I have some large arrays each with i elements, call them X, Y, Z, for which I need to find some values a, b--where a and b are real numbers between 0 and 1--such that, for the following functions,

```
r = X - a*Y - b*Z
r_av = Sum(r)/i
rms = Sum((r - r_av)^2), summing over the i pixels
```

I want to minimize the rms. Basically I'm looking to minimize the scatter in r, and thus need to find the right a and b to do that. So far I have thought to do this in nested loops in one of two ways: either 1)just looping through a range of possible a,b and then selecting out the smallest rms, or 2)inserting a while statement so that the loop will terminate once rms stops decreasing with decreasing a,b for instance.
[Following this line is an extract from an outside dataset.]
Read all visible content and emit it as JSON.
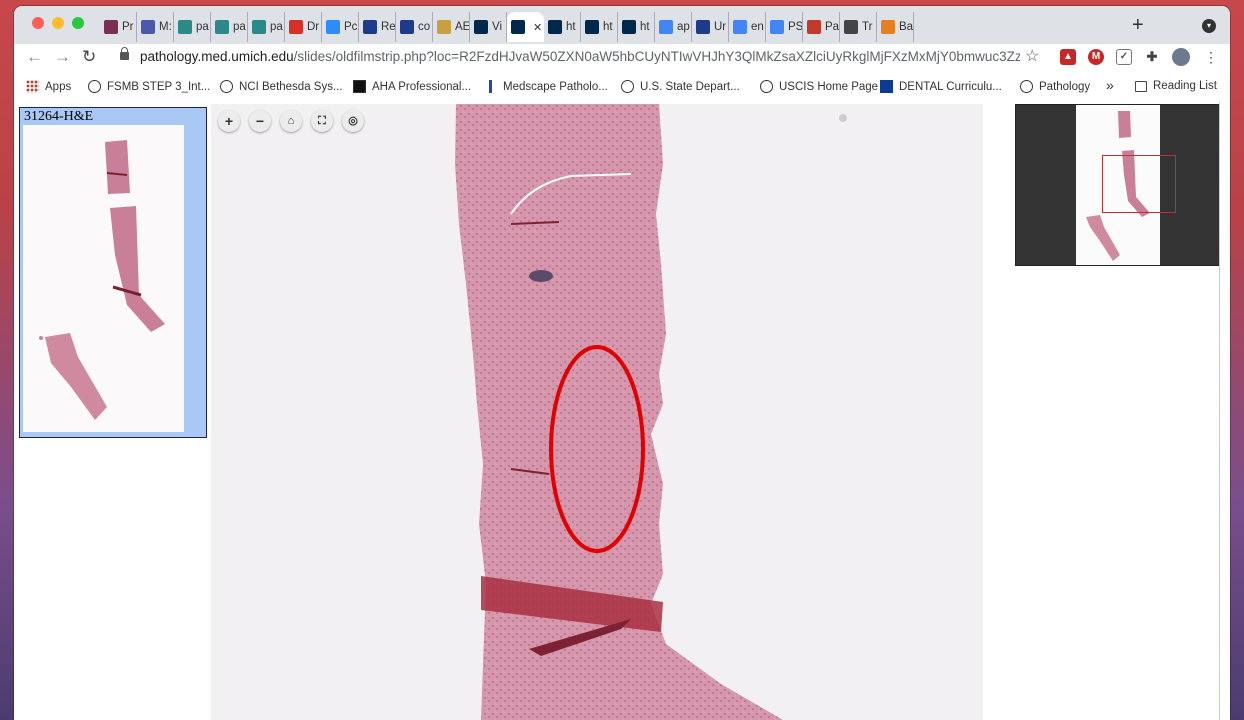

Here's some pseudocode for these:

```
1) List
for a = 1
for b = 1
calculate m
b = b - .001
a = a - .001
loop 1000 times
sort m values, from smallest
print (a,b) corresponding to smallest m
2) Terminate
for a = 1
for b = 1
calculate m
while m > previous step,
b = b - .001
a = a - .001
```

Is one of these preferable? Or is there yet another, better way to go about this? Any tips would be greatly appreciated.

# Best How To :

There is already a handy formula for least squares fitting.

I came up with two different ways to solve your problem.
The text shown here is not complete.